Moving from WordPress to Ghost has many benefits – but I miss one key feature: child themes. Here's what Ghost does (and doesn't) offer for custom theme users, and how to safely manage your theme customisations without losing your changes.

One WordPress Feature I Miss on Ghost
Photo by Fikret tozak / Unsplash

When I moved from self-hosted WordPress to a hosted Ghost Pro Creator account earlier this year, I embraced the cleaner writing experience, the speed, and the focused simplicity that Ghost offers.

All the benefits of writing and blogging without any of the site admin and back-end administration of a self-hosted setup.

But there’s one thing from self-hosted WordPress I really miss: child themes.

In WordPress, child themes are a smart, built-in way to customise a theme without touching the original files. Your child theme inherits all the styling and functionality of the parent theme, but your changes live in their own space.

This means when the parent theme is updated by the theme developer or WordPress itself – adding features, fixing bugs, or improving performance – your customisations don’t get wiped out, and you can benefit from the update without any grief.

Ghost doesn’t work that way.

Ghost and Theme Customisation

On Ghost Pro, I can upload a theme, edit its files, and tweak it to suit my needs. That’s great – but it comes with a hidden risk. If I start with a default theme like Source, modify it, and don’t rename it, I’m walking on thin ice.

When Ghost pushes updates to that default theme (as it occasionally does with its themes), my modifications can be overwritten without warning.

That’s because Ghost has no concept of a “child” or “inherited” theme. There’s no safe layer for your changes to live in. You’re either using the default theme as-is, or you’re fully responsible for maintaining your own forked version of it.

The Safe Option: Duplicate and Rename

The best practice is to:

  1. Make a copy of the default theme.
  2. Rename the theme folder and the theme name in the package.json file.
  3. Upload it as a new theme via the Ghost admin.

This way, Ghost sees your theme as custom and will not overwrite it, even if the original theme is updated later.

I’ve done this with Source, the theme I use – and it works. But it also raises another issue.

What You Lose When You Rename

Here’s the catch: if Ghost or a third-party theme developer updates a theme with new features (eg, support for a new Ghost content feature), template improvements, or performance optimisations, those changes won’t reach your renamed custom theme. You’re now on a parallel track, a fork.

To stay current, you have to:

  • Manually compare your theme to the latest version of the original.
  • Pick out the changes you want to keep.
  • Merge them carefully into your modified theme.

That’s a maintenance burden – especially if your theme is heavily customised or you don’t keep an eye on upstream changes. Luckily, Ghost maintains its official themes on GitHub, so you can compare versions and follow the update history.

Is It a Dealbreaker?

For me, no.
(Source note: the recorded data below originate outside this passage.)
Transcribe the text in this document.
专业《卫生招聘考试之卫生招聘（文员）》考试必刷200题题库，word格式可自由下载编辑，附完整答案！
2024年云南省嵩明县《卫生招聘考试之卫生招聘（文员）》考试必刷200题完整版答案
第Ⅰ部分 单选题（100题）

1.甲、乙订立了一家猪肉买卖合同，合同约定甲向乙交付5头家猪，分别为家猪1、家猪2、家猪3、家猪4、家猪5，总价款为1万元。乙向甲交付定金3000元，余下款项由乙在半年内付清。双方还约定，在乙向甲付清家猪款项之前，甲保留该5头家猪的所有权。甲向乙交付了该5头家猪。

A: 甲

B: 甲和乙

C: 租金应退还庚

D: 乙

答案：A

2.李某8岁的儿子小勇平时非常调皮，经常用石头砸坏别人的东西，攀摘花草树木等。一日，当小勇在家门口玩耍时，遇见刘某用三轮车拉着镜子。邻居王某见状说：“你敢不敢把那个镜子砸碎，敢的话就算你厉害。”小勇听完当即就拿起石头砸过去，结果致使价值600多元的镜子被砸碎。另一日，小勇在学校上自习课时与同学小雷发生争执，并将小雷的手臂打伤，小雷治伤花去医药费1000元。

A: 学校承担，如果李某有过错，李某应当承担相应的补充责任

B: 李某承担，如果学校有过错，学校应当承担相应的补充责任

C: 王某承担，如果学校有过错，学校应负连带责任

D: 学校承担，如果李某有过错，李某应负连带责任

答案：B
Ghost still delivers the writing-focused, fast, and elegant platform I want. But I do wish there were a more elegant solution for this – perhaps some future version of Ghost could support theme inheritance or a form of partial overrides.

It’s one of the few areas where WordPress still feels more flexible and user-friendly for theme customisation.

In the meantime, if you’re on Ghost Pro and want to customise your theme, my advice is:

  • Never edit a default theme directly.
  • Always make a copy, add your customisations, rename it and upload it as your custom theme.
  • Track changes to the original theme via GitHub if you want to stay up to date.